Zira, görüyoruz ki, koronadan sonra büyük çapta dijital hayat geliyor: E-ticaret, okullarda onlıne dersler, akıllı evler, e-gazeteler, evlerin ofis haline getirilmesi ve dahi resmî işler de büyük çapta evlerden yapılacak…
Yazarlık, gazetecilik gibi işler de sonunda, bayrak gençlere devredilecek. Dolayısıyla onlar hassasiyetle ve çok donanımlı olarak yetişmeli… Zira, “Eski hal muhal; ya yeni hal veya izmihlâl...” (Bediüzzaman, Münâzarât, s. 52)
Diğer taraftan Bediüzzaman, “küresel büyücüler, sihirbaz diplomatların”, medyayı, onların da ferd, aile ve toplumları ve bilhassa siyasetçileri sihirlediklerini Şuâlar isimli eserinde nazara verir.
Felak Sûresi’ni tefsir ederken, “Enneffaseti fil’ukedi/düğümlere üfleyenlerin kötülüğünden” âyetinden, “sihirbazların, küresel büyücülerin” medya vasıtasıyla sübliminal telkinle, toplumu nasıl sihirlediklerine dikkat çeker: “Maddî ve mânevî şerlerini, siyasî diplomatların, radyo diliyle herkesin kafalarına sihirbaz ve zehirli üflemeleriyle ve mukadderat-ı beşerin düğme ve ukdelerine gizli plânlarını telkin etmeleriyle bin senelik medeniyet terakkiyatını vahşiyâne mahveden şerlerin…” (Bediüzzaman, Şuâlar, Enstitü/internet, s. 243)
Peygamberimizin (asm), “Bir kötülüğü gördüğünüzde elinizle, elinizle düzeltemezseniz dilinizle, dilinizle de düzeltemezseniz kalbinizle buğz edin.
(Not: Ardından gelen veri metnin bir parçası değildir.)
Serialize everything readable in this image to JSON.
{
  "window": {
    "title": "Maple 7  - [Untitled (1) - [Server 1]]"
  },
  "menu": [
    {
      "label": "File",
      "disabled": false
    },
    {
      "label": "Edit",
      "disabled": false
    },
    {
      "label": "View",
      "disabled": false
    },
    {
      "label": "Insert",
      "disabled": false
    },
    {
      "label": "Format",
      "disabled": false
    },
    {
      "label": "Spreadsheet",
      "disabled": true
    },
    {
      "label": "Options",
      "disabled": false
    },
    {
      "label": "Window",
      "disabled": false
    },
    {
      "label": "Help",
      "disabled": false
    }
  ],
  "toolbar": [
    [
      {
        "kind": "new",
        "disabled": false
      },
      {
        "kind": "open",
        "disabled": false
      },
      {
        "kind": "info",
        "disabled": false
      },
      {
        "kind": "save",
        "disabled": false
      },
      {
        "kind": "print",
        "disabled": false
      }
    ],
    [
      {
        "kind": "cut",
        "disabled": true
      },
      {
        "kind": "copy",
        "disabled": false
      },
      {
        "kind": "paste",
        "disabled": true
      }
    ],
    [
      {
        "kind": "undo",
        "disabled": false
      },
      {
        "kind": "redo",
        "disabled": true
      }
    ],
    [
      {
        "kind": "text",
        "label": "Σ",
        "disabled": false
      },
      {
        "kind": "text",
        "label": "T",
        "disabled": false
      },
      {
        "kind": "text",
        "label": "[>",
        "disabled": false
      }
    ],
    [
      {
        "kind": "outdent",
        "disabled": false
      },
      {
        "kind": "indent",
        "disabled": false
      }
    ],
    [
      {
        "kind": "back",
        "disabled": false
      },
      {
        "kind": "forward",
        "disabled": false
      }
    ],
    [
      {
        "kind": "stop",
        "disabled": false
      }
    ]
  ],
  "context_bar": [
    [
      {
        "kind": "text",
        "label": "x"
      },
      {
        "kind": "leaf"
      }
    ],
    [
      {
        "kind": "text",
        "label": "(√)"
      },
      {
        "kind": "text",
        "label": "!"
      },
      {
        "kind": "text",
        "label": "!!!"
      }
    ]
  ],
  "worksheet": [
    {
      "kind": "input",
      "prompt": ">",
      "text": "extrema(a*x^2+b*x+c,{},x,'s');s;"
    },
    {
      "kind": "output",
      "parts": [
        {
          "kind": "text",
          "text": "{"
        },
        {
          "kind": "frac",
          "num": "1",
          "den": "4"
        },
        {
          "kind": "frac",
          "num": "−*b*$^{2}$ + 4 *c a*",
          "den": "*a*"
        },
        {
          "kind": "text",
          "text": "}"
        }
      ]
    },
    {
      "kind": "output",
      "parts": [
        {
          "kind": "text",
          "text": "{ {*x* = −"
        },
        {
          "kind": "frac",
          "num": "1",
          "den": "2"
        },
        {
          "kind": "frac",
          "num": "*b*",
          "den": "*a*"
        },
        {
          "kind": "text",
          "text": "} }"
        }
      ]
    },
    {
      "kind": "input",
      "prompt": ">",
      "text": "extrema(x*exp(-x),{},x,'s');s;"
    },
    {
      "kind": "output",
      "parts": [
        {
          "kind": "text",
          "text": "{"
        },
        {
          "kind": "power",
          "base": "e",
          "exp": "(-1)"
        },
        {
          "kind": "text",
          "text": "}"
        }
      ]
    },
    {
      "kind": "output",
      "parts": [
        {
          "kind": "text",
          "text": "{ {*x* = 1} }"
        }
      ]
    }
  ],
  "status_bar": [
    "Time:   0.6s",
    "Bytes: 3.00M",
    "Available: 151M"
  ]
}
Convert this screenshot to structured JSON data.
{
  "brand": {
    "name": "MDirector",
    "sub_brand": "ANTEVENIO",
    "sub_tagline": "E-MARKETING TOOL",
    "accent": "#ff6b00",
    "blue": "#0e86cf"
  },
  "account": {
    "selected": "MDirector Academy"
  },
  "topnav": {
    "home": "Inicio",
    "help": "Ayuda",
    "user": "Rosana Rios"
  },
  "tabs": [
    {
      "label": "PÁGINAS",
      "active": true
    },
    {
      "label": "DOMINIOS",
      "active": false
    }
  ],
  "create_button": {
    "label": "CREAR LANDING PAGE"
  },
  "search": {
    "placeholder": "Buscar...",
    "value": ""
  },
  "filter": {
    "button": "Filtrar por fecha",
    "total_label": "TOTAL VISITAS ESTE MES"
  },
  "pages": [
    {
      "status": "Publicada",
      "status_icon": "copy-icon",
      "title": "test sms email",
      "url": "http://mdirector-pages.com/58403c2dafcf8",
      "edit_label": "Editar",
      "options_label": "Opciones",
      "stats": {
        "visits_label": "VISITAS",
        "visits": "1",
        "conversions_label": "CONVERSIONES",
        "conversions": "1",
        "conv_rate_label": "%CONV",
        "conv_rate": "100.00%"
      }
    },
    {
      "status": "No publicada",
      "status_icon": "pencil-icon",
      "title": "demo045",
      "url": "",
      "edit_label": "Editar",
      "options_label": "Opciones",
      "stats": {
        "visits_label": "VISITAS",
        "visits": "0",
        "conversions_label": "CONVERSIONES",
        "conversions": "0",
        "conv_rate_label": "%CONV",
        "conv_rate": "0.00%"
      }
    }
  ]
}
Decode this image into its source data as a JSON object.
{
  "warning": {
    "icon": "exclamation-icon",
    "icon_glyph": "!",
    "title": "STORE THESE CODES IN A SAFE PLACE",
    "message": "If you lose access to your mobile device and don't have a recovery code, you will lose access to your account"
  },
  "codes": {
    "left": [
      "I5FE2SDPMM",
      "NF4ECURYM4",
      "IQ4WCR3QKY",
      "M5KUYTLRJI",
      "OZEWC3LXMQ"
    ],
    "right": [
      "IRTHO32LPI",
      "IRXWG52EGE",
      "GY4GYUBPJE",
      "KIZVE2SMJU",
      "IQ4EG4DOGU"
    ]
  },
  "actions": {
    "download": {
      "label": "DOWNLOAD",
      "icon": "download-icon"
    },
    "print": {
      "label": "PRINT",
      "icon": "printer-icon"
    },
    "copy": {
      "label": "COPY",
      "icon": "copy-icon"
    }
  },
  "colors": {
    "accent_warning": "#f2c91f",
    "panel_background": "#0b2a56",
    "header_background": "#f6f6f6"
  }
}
Bu da imanın en zayıf derecesidir.” (Müslim, İman, 78) mesajını yerine getirmek için her türlü meşrû vasıtayı kullanmakla mükellef değil miyiz?
Ve tebliğ vazifemizi yapmak için mutlaka yeni hale, gelişmelere hem kendimizi, hem çoluk-çocuğumuzu hazırlamalıyız. Evet, çocukların, gençlerin, yaşlılarımızın bile ellerinde kameralı telefonlar vardır.
Çocukları, gençleri Küçük Sözler’den, Can Kardeş’te neşredilen Risale-i Nur pasajlarını kamerada ders yapıp anne-babalarına, arkadaşlarına gönderebilirler. Bu yaşta iman, Kur’ân hakikatleriyle, Risale-i Nur’la haşir, neşir ve meşgul olurlar. Hem de istidatlarını ortaya çıkarırlar tecrübe kazanırlar.
Dijital hayat, 21. yüzyılın kaçınılmaz bir dönüşümüdür. Buna ayak uydurabilenler ve kendilerini yenileyenler ancak ayakta kalabilir ve hizmet edebilirler.